Navalny, Putin’s most prominent domestic critic, was this month jailed for almost three years after returning to Russia following treatment in Germany for his poisoning.
His jailing sparked nationwide protests that saw baton-wielding security forces detain thousands of people.
Two of Navalny’s closest associates pressed for sanctions against Putin’s top circle – including oligarchs – at a meeting with eight EU foreign ministers in Brussels on Sunday.
“If it’s just 10 Kremlin officials who don’t travel abroad and don’t have assets abroad, then, indeed, it would not be painful,” Navalny’s key aide Leonid Volkov told journalists.
Venezuela, Belarus
European ministers also added 19 Venezuelan officials to a blacklist for “undermining democracy” and human rights abuses after the EU rejected legislative elections in December as undemocratic.

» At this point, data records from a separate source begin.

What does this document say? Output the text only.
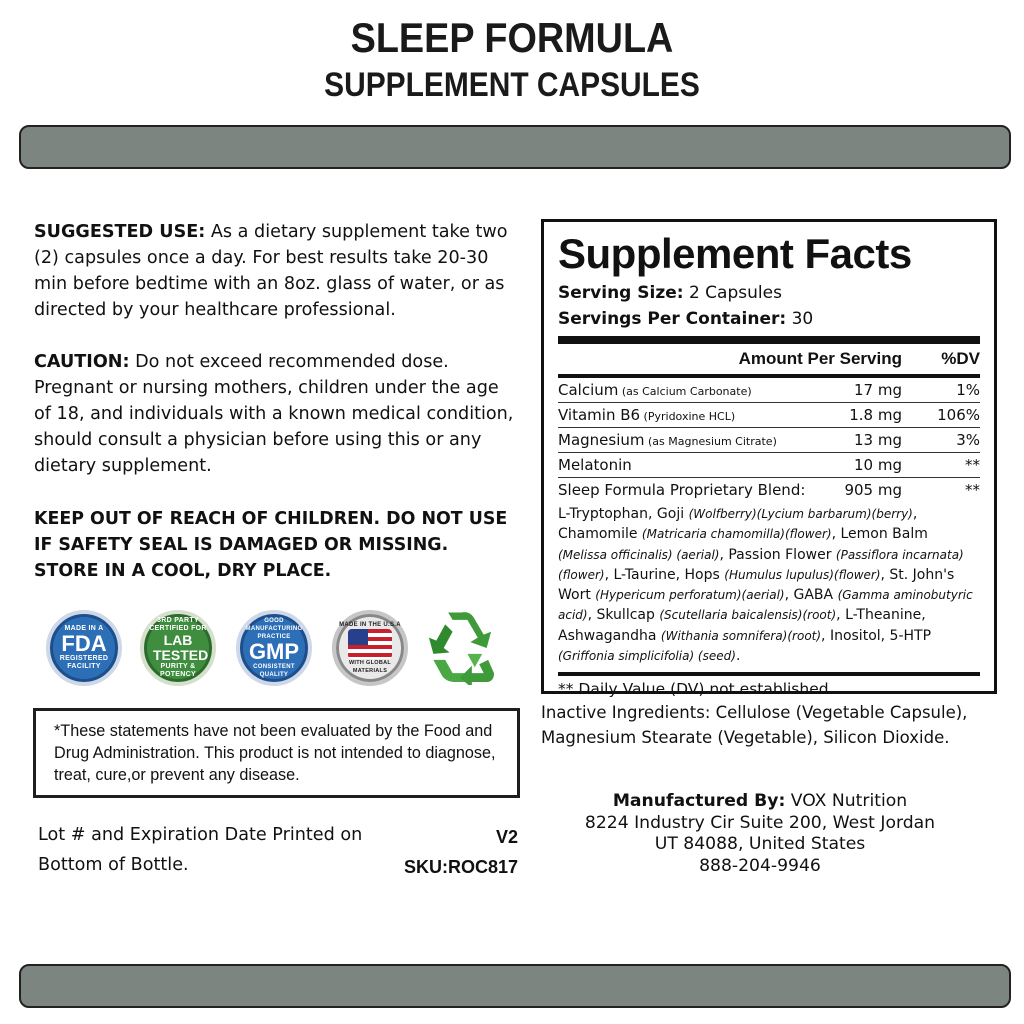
SLEEP FORMULA
SUPPLEMENT CAPSULES
SUGGESTED USE: As a dietary supplement take two (2) capsules once a day. For best results take 20-30 min before bedtime with an 8oz. glass of water, or as directed by your healthcare professional.
CAUTION: Do not exceed recommended dose. Pregnant or nursing mothers, children under the age of 18, and individuals with a known medical condition, should consult a physician before using this or any dietary supplement.
KEEP OUT OF REACH OF CHILDREN. DO NOT USE IF SAFETY SEAL IS DAMAGED OR MISSING. STORE IN A COOL, DRY PLACE.
MADE IN A
FDA
REGISTERED FACILITY
3RD PARTY CERTIFIED FOR
LAB TESTED
PURITY & POTENCY
GOOD MANUFACTURING PRACTICE
GMP
CONSISTENT QUALITY
MADE IN THE U.S.A
WITH GLOBAL MATERIALS
*These statements have not been evaluated by the Food and Drug Administration. This product is not intended to diagnose, treat, cure,or prevent any disease.
Lot # and Expiration Date Printed on
Bottom of Bottle.
V2
SKU:ROC817
Supplement Facts
Serving Size: 2 Capsules
Servings Per Container: 30
Amount Per Serving	%DV
Calcium (as Calcium Carbonate)	17 mg	1%
Vitamin B6 (Pyridoxine HCL)	1.8 mg	106%
Magnesium (as Magnesium Citrate)	13 mg	3%
Melatonin	10 mg	**
Sleep Formula Proprietary Blend:	905 mg	**
L-Tryptophan, Goji (Wolfberry)(Lycium barbarum)(berry), Chamomile (Matricaria chamomilla)(flower), Lemon Balm (Melissa officinalis) (aerial), Passion Flower (Passiflora incarnata)(flower), L-Taurine, Hops (Humulus lupulus)(flower), St. John's Wort (Hypericum perforatum)(aerial), GABA (Gamma aminobutyric acid), Skullcap (Scutellaria baicalensis)(root), L-Theanine, Ashwagandha (Withania somnifera)(root), Inositol, 5-HTP (Griffonia simplicifolia) (seed).
** Daily Value (DV) not established
Inactive Ingredients: Cellulose (Vegetable Capsule), Magnesium Stearate (Vegetable), Silicon Dioxide.
Manufactured By: VOX Nutrition
8224 Industry Cir Suite 200, West Jordan
UT 84088, United States
888-204-9946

The bloc discussed the continuing repression in Belarus and said it would consider the need to introduce a fourth round of sanctions against President Alexander Lukashenko’s government.
Ministers also eyed China’s crackdown on Hong Kong as the EU attempts to gauge whether it should beef up its response now that Beijing is tightening its grip.
Borrell said Brussels would look to support Hong Kong’s civil society as a first step and would consider more measures if the situation deteriorated.